あるとき、上機嫌な優典に呼ばれて玄関の外に出ると、見慣れない車が停まっていた。それは、キャンプ道具を積むのにぴったりなワンボックスカー。しかも、どう見ても新車だ。

「……これ、どうしたの?」

「買ったんだ。今の車じゃ荷物が入りきらなくてさ。車中泊もできるよ。びっくりした?」

あっけらかんと笑う優典の言葉に、夏海は目を見開いた。どれだけ安くても500万円前後はするだろう。

「……相談、してないよね?」

「ああ……うん。でも、俺の貯金で買ったし、維持費もなんとかするよ」

「あのね、これはそういう問題じゃないよ、優典」

「えっ……」

そう言ったきり優典が固まった。どうやら夏海の反応が予想外だったらしい。

「私ね、優典が楽しそうにしてるのが嬉しかった。ずっと辛い思いをしてたあなたが笑えるなら、多少のことはいいって思ってた。
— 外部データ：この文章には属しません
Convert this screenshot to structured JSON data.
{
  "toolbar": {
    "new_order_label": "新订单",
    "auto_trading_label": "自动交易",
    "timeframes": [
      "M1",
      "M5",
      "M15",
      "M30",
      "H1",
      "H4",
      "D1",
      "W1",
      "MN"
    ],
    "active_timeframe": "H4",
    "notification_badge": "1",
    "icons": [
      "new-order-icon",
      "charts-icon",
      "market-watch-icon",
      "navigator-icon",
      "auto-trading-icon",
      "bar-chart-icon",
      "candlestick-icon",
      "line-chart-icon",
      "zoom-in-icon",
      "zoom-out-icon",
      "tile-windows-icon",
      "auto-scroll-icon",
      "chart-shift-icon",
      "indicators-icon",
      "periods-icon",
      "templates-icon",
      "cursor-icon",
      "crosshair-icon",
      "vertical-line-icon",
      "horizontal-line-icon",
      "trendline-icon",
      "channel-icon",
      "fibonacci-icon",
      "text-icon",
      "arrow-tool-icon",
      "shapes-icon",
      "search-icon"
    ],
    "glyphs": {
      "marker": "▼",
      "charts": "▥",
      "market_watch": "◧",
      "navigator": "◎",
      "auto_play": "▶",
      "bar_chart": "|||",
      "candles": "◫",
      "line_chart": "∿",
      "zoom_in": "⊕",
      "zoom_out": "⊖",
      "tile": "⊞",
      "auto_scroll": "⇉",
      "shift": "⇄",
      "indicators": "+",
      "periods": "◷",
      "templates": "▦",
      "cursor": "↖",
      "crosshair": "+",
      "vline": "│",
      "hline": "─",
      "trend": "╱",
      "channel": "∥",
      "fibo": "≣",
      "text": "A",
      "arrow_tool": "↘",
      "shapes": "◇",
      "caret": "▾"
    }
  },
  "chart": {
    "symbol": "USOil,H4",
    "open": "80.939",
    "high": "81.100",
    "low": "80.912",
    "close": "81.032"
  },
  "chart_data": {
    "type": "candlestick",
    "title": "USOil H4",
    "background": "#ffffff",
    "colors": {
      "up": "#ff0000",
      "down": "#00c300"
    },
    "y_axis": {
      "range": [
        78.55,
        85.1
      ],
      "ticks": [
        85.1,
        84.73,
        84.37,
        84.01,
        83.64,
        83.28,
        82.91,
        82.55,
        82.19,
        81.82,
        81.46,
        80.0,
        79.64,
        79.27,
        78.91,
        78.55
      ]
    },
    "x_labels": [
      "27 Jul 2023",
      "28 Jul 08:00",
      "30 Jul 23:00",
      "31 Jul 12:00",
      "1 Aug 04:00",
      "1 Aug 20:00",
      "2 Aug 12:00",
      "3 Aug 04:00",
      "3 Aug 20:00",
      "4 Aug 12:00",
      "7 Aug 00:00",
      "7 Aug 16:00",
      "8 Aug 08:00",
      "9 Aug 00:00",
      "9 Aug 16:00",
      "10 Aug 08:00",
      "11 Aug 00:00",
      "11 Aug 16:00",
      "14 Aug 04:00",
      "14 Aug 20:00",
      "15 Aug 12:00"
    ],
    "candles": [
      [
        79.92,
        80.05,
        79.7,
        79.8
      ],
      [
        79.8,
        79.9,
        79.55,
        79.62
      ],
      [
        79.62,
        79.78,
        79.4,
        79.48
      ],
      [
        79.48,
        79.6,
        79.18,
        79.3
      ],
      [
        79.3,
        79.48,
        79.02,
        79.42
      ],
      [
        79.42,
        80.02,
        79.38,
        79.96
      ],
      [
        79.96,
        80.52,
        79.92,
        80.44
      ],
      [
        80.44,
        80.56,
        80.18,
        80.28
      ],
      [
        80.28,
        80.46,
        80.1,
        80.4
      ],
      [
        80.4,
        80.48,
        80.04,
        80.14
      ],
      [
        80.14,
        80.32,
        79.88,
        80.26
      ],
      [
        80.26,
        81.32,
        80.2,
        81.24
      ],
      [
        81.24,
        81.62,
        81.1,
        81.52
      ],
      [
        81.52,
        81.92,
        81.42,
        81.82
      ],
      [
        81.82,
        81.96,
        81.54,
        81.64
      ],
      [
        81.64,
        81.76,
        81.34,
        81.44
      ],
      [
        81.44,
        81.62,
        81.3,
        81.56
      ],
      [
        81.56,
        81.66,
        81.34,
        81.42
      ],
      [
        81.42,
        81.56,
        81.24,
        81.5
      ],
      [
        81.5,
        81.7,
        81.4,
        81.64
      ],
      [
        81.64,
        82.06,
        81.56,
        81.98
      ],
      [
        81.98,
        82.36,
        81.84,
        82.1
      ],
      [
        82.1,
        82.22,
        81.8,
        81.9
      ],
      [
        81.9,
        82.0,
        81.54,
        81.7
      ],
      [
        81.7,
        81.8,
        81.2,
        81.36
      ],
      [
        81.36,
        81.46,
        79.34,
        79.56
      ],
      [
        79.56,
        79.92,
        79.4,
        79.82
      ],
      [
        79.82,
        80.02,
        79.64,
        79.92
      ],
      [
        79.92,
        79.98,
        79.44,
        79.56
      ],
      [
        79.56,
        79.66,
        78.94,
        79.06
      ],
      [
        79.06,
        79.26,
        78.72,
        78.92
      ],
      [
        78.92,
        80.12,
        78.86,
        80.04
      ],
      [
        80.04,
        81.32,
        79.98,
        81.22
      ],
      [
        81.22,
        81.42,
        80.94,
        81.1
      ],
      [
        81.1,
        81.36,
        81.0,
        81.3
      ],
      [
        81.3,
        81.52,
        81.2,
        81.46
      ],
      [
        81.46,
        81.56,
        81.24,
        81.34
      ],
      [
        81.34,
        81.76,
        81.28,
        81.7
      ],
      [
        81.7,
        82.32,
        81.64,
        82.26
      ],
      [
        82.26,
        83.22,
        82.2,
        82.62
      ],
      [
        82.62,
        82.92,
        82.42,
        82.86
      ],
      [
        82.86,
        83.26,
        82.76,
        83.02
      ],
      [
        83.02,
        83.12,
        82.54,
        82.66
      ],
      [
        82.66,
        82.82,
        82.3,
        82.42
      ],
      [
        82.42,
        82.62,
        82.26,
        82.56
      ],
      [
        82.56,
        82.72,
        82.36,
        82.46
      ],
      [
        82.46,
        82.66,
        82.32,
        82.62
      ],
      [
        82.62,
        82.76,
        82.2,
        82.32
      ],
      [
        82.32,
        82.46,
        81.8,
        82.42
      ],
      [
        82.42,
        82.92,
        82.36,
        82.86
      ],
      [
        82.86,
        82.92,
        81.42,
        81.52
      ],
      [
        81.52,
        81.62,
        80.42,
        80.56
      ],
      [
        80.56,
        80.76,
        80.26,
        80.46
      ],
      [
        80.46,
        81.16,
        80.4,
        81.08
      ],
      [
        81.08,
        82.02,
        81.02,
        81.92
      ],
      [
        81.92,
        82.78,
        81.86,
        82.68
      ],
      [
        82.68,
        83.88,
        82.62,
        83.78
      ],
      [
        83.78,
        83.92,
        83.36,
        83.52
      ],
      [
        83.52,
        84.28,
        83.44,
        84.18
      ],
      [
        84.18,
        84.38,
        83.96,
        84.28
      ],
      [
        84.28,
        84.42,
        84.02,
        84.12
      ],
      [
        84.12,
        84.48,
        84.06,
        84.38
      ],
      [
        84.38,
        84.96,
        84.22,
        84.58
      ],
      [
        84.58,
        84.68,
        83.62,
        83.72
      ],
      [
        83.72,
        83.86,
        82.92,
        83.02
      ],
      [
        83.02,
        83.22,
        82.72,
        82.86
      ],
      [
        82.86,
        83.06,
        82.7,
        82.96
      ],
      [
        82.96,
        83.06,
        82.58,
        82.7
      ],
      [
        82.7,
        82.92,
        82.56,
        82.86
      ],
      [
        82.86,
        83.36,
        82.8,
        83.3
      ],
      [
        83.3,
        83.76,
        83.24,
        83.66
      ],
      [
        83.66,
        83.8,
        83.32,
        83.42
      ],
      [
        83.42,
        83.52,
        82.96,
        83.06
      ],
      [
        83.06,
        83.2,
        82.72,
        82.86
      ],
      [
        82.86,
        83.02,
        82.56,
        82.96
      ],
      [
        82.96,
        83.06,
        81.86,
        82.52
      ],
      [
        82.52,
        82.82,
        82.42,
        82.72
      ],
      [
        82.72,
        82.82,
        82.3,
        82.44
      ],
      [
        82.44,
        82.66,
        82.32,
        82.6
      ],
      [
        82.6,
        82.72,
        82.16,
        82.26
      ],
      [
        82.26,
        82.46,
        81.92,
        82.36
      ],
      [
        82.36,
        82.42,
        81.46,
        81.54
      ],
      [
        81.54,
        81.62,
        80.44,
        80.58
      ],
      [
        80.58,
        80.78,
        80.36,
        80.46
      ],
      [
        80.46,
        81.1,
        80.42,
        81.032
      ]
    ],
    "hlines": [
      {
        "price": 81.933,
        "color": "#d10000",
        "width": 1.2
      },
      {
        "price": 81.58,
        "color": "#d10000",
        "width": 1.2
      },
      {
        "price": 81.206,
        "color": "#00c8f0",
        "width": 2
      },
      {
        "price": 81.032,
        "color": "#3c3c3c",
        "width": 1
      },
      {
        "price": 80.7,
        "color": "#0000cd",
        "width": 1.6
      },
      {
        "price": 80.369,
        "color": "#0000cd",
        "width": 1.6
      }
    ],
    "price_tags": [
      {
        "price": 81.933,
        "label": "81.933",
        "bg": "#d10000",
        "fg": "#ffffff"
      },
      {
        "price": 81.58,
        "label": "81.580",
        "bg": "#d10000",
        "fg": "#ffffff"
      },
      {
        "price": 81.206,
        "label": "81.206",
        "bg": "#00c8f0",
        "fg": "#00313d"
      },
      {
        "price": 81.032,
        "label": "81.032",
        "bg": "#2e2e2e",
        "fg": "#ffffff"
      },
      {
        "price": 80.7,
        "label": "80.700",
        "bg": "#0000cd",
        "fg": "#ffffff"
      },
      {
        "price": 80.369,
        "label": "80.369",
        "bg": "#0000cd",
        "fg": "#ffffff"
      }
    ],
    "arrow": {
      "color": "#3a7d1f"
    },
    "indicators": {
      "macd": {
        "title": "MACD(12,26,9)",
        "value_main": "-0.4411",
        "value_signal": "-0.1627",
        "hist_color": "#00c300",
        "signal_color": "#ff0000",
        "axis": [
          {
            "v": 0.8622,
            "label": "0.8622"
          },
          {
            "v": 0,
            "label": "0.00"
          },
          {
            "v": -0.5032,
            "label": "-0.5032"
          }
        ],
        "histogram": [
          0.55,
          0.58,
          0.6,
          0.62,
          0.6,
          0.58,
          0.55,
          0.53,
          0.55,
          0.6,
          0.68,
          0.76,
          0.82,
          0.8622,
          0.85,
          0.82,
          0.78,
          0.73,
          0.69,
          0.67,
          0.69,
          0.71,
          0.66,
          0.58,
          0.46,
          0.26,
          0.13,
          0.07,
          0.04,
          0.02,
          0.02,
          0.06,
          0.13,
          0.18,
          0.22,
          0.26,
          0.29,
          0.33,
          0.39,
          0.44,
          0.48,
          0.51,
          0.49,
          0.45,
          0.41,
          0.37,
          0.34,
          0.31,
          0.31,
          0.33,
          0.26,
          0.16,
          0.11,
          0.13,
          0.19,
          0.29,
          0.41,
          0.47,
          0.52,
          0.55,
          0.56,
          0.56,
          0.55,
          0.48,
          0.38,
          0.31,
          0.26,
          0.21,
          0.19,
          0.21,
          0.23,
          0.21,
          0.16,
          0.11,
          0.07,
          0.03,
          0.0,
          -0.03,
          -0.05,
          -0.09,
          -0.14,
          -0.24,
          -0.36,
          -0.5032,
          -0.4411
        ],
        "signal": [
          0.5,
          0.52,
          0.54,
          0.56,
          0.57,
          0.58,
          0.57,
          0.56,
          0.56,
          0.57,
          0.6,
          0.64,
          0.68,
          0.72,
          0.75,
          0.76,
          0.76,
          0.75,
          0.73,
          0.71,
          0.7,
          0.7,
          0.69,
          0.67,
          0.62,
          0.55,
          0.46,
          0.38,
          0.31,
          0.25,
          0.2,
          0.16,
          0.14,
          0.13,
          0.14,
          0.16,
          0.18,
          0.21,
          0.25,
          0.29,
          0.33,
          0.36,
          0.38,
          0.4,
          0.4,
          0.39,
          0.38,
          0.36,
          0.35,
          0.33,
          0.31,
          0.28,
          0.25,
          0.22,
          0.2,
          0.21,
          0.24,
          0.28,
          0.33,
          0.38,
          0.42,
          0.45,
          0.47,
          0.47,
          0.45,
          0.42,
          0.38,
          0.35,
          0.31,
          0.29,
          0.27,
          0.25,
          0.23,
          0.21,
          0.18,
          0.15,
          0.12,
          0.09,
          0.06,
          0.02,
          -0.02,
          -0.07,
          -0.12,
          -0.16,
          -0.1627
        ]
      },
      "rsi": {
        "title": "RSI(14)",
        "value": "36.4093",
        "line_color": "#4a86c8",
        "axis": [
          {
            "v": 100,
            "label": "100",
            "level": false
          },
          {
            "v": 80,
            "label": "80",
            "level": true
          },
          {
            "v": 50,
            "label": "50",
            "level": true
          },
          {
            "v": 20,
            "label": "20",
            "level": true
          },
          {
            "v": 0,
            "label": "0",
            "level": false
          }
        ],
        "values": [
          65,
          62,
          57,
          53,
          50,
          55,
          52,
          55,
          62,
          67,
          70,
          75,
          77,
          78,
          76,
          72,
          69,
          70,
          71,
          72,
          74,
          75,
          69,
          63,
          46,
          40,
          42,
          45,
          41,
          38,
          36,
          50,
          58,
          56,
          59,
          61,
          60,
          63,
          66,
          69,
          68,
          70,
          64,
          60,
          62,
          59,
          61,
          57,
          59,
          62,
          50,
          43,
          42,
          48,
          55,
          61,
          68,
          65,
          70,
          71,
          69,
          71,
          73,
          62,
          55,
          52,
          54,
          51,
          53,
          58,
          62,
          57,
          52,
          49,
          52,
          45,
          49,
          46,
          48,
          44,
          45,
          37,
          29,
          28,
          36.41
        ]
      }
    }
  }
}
だけど……何の相談もなく、こんな大きな買い物を1人で勝手に決められるのは嫌……」

今まで飲み込んできた言葉が、次から次へとこぼれた。自分でも意外なほど、声が震える。

「だって……私たち夫婦でしょ?」

長い長い沈黙が続いた。

優典のことだ。きっと夏海がぶちまけた言葉から、あれこれ考えているのだろう。うつむいたまま突っ立っていた優典が、やがてぽつりと呟いた。

「……ごめん、夏海」

拍子抜けするほど素直な謝罪だった。その表情には、後悔の色が浮かんでいる。

「自分でも気づいてたんだよ、本当は。ちょっと調子に乗ってるって。でも楽しくて、止まれなかった。夏海が何も言わないから、甘えてた」

「そうだね、ちょっと行き過ぎてたね。私だって、何でもかんでも許すわけじゃない。優典が楽しむために私が嫌な思いをするのは違うと思う。もちろん逆もね」

優典は何度もうなずいた。

「……本当に、ごめん。これからはちゃんと相談する。道具も、もう増やさない。夏海がいてくれるからこそ、俺は前に進めたんだって、忘れちゃいけなかった」

「うん……せっかく一緒に楽しめることを見つけたんだから、大切にしたい」

その日、久しぶりに2人でキッチンに立ち、一緒に夕飯を作った。

「やっぱり家で食べるごはんも、いいな」

そう笑う優典の顔を見て、夏海はようやく胸のつかえがとれたような気がした。